A Roma, al Colosseo con Amir Issaa, Sr. Helen Prejean, Max Giusti. Città per la Vita, città contro la pena di morte!
RedazioneA Roma, al Colosseo, con Amir Issaa, Sr. Helen Prejean, Max Giusti. Monumenti, piazze, università, licei, scuole, per dire che la pena di morte è ingiusta e imbarbarisce le società. Per chiedere al mondo intero di superare la vendetta di stato, per una giustizia che rispetti innanzitutto la vita. Oltre 2000 città aderiscono alla giornata. 12 testimoni in Europa ci aiutano a dare voce a chi non ce l’ha. 200 città ci hanno fino ad ora inviato notizie di eventi. In questo 30 novembre di giubileo della misericordia chiediamo di tenere conto del cuore dell’uomo e della donna, come ha detto Papa Francesco: “La necessaria punizione non deve mai escludere la dimensione della speranza e l’obiettivo della riabilitazione”. Ecco perché questo 30 novembre è ancora più importante.
Art lotta per abolire la pena di morte, nonostante questa sia ritenuta la giusta risposta, la vendetta contro chi compie i reati più gravi, come l’uccisione di una persona.

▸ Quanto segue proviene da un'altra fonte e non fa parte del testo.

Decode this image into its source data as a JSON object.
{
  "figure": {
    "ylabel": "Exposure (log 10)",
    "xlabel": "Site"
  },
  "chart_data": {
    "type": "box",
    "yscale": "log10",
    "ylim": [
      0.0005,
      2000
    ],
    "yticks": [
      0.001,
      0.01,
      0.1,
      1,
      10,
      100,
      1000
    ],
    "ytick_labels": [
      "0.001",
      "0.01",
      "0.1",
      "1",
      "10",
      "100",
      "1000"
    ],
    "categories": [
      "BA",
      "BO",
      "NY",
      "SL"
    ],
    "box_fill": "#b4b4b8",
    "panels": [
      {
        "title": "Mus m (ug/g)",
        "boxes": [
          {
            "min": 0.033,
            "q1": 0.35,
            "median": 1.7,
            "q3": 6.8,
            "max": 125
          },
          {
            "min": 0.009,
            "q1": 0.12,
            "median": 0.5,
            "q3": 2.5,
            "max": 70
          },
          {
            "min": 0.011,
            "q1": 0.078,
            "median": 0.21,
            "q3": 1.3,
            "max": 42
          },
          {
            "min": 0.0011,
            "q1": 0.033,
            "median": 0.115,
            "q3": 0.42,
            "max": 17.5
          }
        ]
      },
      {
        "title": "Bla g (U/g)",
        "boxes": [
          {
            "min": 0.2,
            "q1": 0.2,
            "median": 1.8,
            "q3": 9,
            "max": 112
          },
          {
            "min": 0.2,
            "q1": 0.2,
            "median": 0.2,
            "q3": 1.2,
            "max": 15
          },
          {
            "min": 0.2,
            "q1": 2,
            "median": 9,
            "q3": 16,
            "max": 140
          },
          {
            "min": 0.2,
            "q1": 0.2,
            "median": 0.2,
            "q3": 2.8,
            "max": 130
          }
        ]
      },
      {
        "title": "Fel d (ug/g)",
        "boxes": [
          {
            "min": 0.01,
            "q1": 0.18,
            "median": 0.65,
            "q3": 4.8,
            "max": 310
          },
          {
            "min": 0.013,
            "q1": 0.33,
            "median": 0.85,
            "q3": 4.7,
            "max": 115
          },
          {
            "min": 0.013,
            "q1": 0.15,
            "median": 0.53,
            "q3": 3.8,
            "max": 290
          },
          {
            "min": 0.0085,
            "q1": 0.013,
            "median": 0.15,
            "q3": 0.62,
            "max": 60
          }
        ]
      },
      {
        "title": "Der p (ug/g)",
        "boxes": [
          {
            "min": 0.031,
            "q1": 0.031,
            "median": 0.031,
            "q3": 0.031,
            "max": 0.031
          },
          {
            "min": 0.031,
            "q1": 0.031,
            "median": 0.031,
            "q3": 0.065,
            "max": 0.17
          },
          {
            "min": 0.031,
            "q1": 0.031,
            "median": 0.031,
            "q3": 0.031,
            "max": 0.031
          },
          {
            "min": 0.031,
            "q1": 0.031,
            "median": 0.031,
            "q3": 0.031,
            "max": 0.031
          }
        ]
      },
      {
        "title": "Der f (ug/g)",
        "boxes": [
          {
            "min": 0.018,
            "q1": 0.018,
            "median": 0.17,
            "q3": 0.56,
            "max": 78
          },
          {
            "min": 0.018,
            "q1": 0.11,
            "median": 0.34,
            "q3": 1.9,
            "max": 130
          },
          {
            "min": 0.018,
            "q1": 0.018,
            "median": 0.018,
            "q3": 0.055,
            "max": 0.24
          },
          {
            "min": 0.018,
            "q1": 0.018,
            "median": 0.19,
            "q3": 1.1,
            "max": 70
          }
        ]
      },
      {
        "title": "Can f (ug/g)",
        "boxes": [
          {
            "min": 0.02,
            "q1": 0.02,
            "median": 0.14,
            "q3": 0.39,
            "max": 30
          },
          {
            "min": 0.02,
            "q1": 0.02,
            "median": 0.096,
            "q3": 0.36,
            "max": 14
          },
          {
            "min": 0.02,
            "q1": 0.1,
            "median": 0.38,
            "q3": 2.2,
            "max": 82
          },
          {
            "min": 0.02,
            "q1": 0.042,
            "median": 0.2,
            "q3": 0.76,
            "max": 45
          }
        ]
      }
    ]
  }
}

Si pensa prima di tutto a una giustizia da rendere ai familiari della vittima, tuttavia Art ha capito che non si tratta di giustizia: l’uccisione di un uomo è sempre ingiusta.
Quest'anno gli studenti delle superiori parteciperanno alla più grande mobilitazione locale e globale contro la pena di morte. Per partecipare ...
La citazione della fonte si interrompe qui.